本来、これは規律違反なのだが、わたしとてリュウア伯爵に世話になった身。
その娘であるそなたには真の追われし者(サー・チーアー)となって自由に生きてほしい」
広場に着いた後、オストワはスリンを二人の青年に引き合わせた。
「ディオネ、メルーナー。これが、リュウア・スリンだ。
よろしく頼む」
「スリンともうします。よろしくおねがいします」
スリンがそう言った瞬間、広場に大きな鐘の音が鳴り響いた。
「逃げよ!」
その音にかき消されないよう、オストワは叫んだ。
人々は蜘蛛の子を散らしたように走り出した。
スリン、ディオネ、メルーナーの三人は、国境をでてすぐにある、無法地帯で立ち止まった。

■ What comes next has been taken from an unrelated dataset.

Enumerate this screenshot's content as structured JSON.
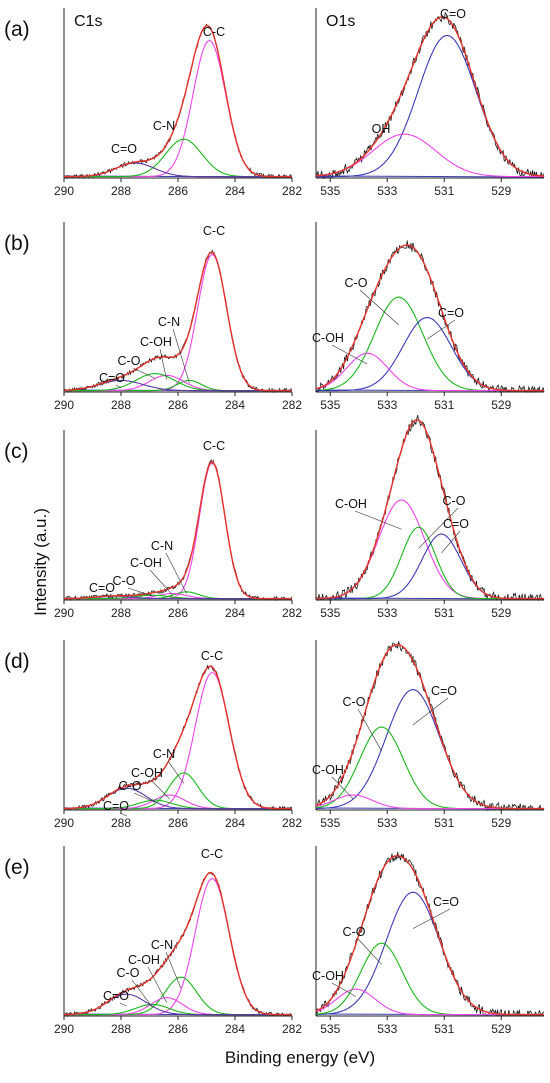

平然としているディオネ、メルーナーに対し、スリンは不安そうに周りを見渡している。
「大丈夫ですか、スリン様」
「大丈夫よ。あなたは……?」
「イレサイン・メルーナーです」
それを聞いたとたん、スリンは慌てて頭を下げた。
「イレサイン家の方ですか。
無礼な態度をお許しください」
すると、ディオネが笑い出した。
「そんなにかしこまらなくてもいいよ、スリン。
わたしたちは家を追われた身だ。
メルーナー、スリンに気を使わなくてもいいぞ。
スリンもわたしたちのことは名前で呼んでくれ。
申し遅れたが、わたしはディオネ。よろしく」
「ディオネ様、よろしくお願いします」
ディオネは微笑んだ。
「堅苦しいことは止めましょう、スリン。
わたしたちは今、皆同じ身分なのだから」
スリンは戸惑っていた。
今まで自分にこういう風に話しかけてくる人はいなかった。
スリンはまだ学校にも行っていなかったので、当然と言えば当然ではあるが。
「は……い。ディオネ……さ、ん」
結局呼び捨てはできなかったらしい。
ディオネは苦笑した。
「スリン、ディオネ。そろそろ動かないとまずい」
そんなディオネの考えを破ったのはメルーナーだった。
「そうだな」
ディオネは同意する。
三人は無法地帯の中を慎重に歩き始めた。